Prime Minister Rishi Sunak has made tackling the issue one of his key priorities - but the bill has encountered opposition from within the Conservative party and has been strongly criticised in the House of Lords, where it is currently being debated.
Ministers have so far not revealed any costs linked to the bill or given any indication of the scale of investment it requires.
But one senior government source described it as one of the main pressures on public spending.
The Treasury is backing the policy, but there is concern among insiders that costs associated with the controversial bill are escalating.

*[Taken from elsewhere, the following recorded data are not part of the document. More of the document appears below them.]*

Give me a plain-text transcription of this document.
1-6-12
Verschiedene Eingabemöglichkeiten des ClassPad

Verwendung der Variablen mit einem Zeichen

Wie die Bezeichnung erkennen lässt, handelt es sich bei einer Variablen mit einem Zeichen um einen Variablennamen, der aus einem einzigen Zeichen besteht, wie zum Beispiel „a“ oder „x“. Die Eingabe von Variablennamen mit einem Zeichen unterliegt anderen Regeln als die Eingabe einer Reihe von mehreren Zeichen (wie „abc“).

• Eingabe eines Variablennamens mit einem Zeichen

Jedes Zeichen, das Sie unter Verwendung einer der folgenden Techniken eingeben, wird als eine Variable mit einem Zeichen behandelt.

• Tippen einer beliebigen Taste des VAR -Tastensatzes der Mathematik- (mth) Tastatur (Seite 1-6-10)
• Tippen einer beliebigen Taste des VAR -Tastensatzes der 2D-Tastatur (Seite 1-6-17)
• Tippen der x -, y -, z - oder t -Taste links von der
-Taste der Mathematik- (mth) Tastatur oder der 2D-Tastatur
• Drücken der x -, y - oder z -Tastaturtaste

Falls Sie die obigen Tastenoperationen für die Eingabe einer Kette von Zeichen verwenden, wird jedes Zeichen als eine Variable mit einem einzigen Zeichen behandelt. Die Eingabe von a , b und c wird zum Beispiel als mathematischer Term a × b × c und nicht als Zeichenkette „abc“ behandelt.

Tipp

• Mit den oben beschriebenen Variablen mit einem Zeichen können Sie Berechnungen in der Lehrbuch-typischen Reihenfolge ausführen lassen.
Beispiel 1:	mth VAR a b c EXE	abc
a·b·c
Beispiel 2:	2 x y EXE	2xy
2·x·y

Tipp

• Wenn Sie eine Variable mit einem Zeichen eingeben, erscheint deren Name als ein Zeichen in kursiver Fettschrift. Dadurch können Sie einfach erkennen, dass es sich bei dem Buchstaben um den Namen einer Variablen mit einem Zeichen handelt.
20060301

Home Office sources acknowledged that the bill's implementation would be expensive and complex, with one admitting that getting the whole process working would be a "major logistical challenge".
More than 45,000 people crossed the English Channel last year on small boats - currently the UK has the capacity to detain around 2,000 people for immigration purposes and work has begun to significantly scale this up.
Whitehall sources stressed there were many variables and the purpose of the bill was also to act as a deterrent.
The Home Office hopes the number of people being detained, and therefore the costs, will come down over time, but Treasury insiders worry that the deterrent effect has not been reliably modelled.
One Home Office source close to the legislation admitted the deterrent effect was an "unknown factor" that could not be predicted.
Jon Featonby, chief policy analyst at the Refugee Council, said: "The Home Office is clearly aware that so-called deterrence measures simply don't work, and it is preparing to detain thousands of desperate people who will end up on our shores in search of protection. Until refugees fleeing violence and persecution are given a safe pathway to seek asylum in our country, they will continue to risk their lives to get here.
"Instead of moving forward with this hugely expensive and unworkable crackdown on refugees seeking safety in the UK, the government should be focusing on creating a system that protects the right to claim asylum and that prioritises both compassion and control."
The government says it will publish its economic impact assessment of the bill in due course.
Under the proposals in the Illegal Migration Bill, anyone who arrives in the UK on an unauthorised boat across the English Channel would be detained before being removed within weeks, either to their home country or another country deemed safe.
A plan to send some asylum seekers to Rwanda to make their claims is still facing legal challenges in the courts.
If the Illegal Migration Bill becomes law, it will apply retrospectively to anyone who arrived in the UK illegally after 7 March 2023.
In the short term, there would still be a legacy system in place in parallel, dealing with the claims of those who arrived on small boats before that date.
The Home Office says the annual cost of the current asylum system has reached £3bn a year.
A government spokesperson said: "Our Illegal Migration Bill will help to stop the boats by making sure people smugglers and illegal migrants understand that coming to the UK illegally will result in detention and swift removal - only then will they be deterred from making these dangerous journeys in the first place."